To Sheffy, I&NS 10.4, this "study is innovative ... and fills in the historiographic gap" on clandestine intervention. The book pivots around War Office Military Intelligence and the Dunsterville mission dispatched to the Caucasus to engage in what is today called covert action. The author "unjustifiably ... minimises the role of the political decision-makers in London.... Contrary to Plotke's inference, General Dunsterville was not part of an independent Military Intelligence. His mission was in fact the brainchild of the political echelon." The book also "contains several factual errors, though non-critical, about British Intelligence structure.... Regardless of these flaws,... as well as a rather cumbersome writing style," this "is a well-researched historical study that is solidly based on an abundance of documentary evidence."
Siegel, Jennifer. "British Intelligence on the Russian Revolution and Civil War--A Breach at the Source." Intelligence and National Security 10, no. 3 (Jul. 1995): 468-485.
Siegel reviews the disputes between and around Robert Bruce Lockhart, Britain's representative in Russia after January 1918, and General Alfred Knox, the former British military attaché in Petrograd.

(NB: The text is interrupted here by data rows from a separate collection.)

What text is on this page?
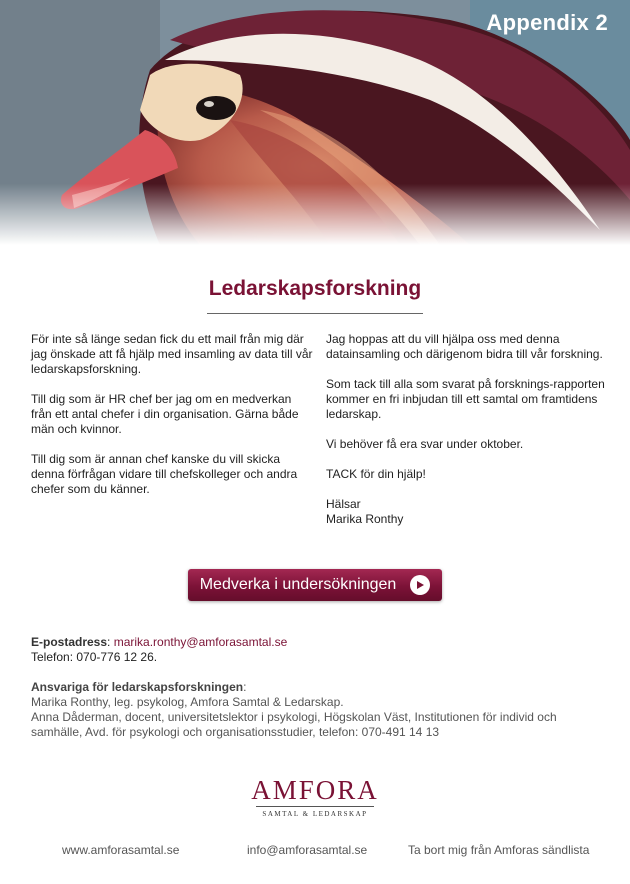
Appendix 2
Ledarskapsforskning

För inte så länge sedan fick du ett mail från mig där jag önskade att få hjälp med insamling av data till vår ledarskapsforskning.

Till dig som är HR chef ber jag om en medverkan från ett antal chefer i din organisation. Gärna både män och kvinnor.

Till dig som är annan chef kanske du vill skicka denna förfrågan vidare till chefskolleger och andra chefer som du känner.

Jag hoppas att du vill hjälpa oss med denna datainsamling och därigenom bidra till vår forskning.

Som tack till alla som svarat på forsknings-rapporten kommer en fri inbjudan till ett samtal om framtidens ledarskap.

Vi behöver få era svar under oktober.

TACK för din hjälp!

Hälsar
Marika Ronthy

Medverka i undersökningen
E-postadress: marika.ronthy@amforasamtal.se
Telefon: 070-776 12 26.
Ansvariga för ledarskapsforskningen:
Marika Ronthy, leg. psykolog, Amfora Samtal & Ledarskap.
Anna Dåderman, docent, universitetslektor i psykologi, Högskolan Väst, Institutionen för individ och samhälle, Avd. för psykologi och organisationsstudier, telefon: 070-491 14 13
AMFORA
SAMTAL & LEDARSKAP
www.amforasamtal.se	info@amforasamtal.se	Ta bort mig från Amforas sändlista
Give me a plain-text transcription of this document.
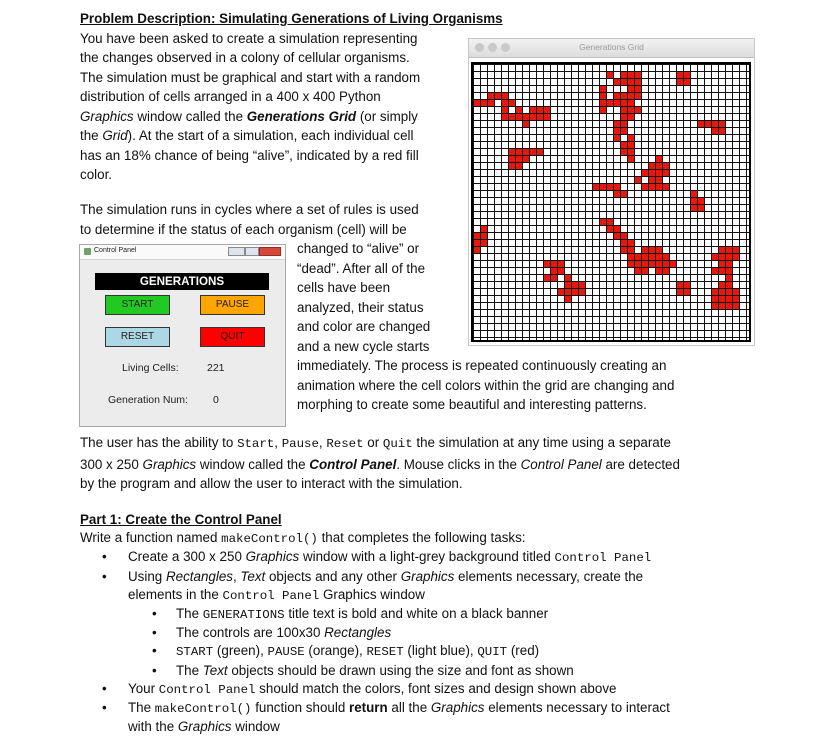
Problem Description: Simulating Generations of Living Organisms
You have been asked to create a simulation representing
the changes observed in a colony of cellular organisms.
The simulation must be graphical and start with a random
distribution of cells arranged in a 400 x 400 Python
Graphics window called the Generations Grid (or simply
the Grid). At the start of a simulation, each individual cell
has an 18% chance of being “alive”, indicated by a red fill
color.
The simulation runs in cycles where a set of rules is used
to determine if the status of each organism (cell) will be
changed to “alive” or
“dead”. After all of the
cells have been
analyzed, their status
and color are changed
and a new cycle starts
immediately. The process is repeated continuously creating an
animation where the cell colors within the grid are changing and
morphing to create some beautiful and interesting patterns.
Generations Grid
Control Panel
GENERATIONS
START	PAUSE
RESET	QUIT
Living Cells:	221
Generation Num: 0
The user has the ability to Start, Pause, Reset or Quit the simulation at any time using a separate
300 x 250 Graphics window called the Control Panel. Mouse clicks in the Control Panel are detected
by the program and allow the user to interact with the simulation.
Part 1: Create the Control Panel
Write a function named makeControl() that completes the following tasks:
• Create a 300 x 250 Graphics window with a light-grey background titled Control Panel
• Using Rectangles, Text objects and any other Graphics elements necessary, create the
elements in the Control Panel Graphics window
• The GENERATIONS title text is bold and white on a black banner
• The controls are 100x30 Rectangles
• START (green), PAUSE (orange), RESET (light blue), QUIT (red)
• The Text objects should be drawn using the size and font as shown
• Your Control Panel should match the colors, font sizes and design shown above
• The makeControl() function should return all the Graphics elements necessary to interact
with the Graphics window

After Lockhart's expulsion in October 1918, the British became even "more dependent upon less reliable sources." In the final analysis, however, "[e]vents and conditions in Russia were not the determining factors in the formation of British policy; on the contrary, it was domestic political and economic concerns which dominated the thoughts of policy-makers as they grappled with questions of intervention." Thus, the failures of British intelligence to provide an accurate picture of Civil War Russia may not have mattered.
Teague-Jones, Reginald. Intro. and epilogue, Peter Hopkirk. The Spy Who Disappeared: Diary of a Secret Mission to Russian Central Asia in 1918. London: Gollancz, 1990. [pb] 1991.
According to Surveillant 1.1, the "author, who took the name Ronald Sinclair, was in fact the missing British political agent Reginald Teague-Jones, who before his death made available his secret diaries for publication." Popplewell, I&NS 6.4, notes that Teague-Jones was dispatched to the Trans-Caspian area in 1918 because of a dearth of information of what was going on in the region in the wake of the Russian Revolution.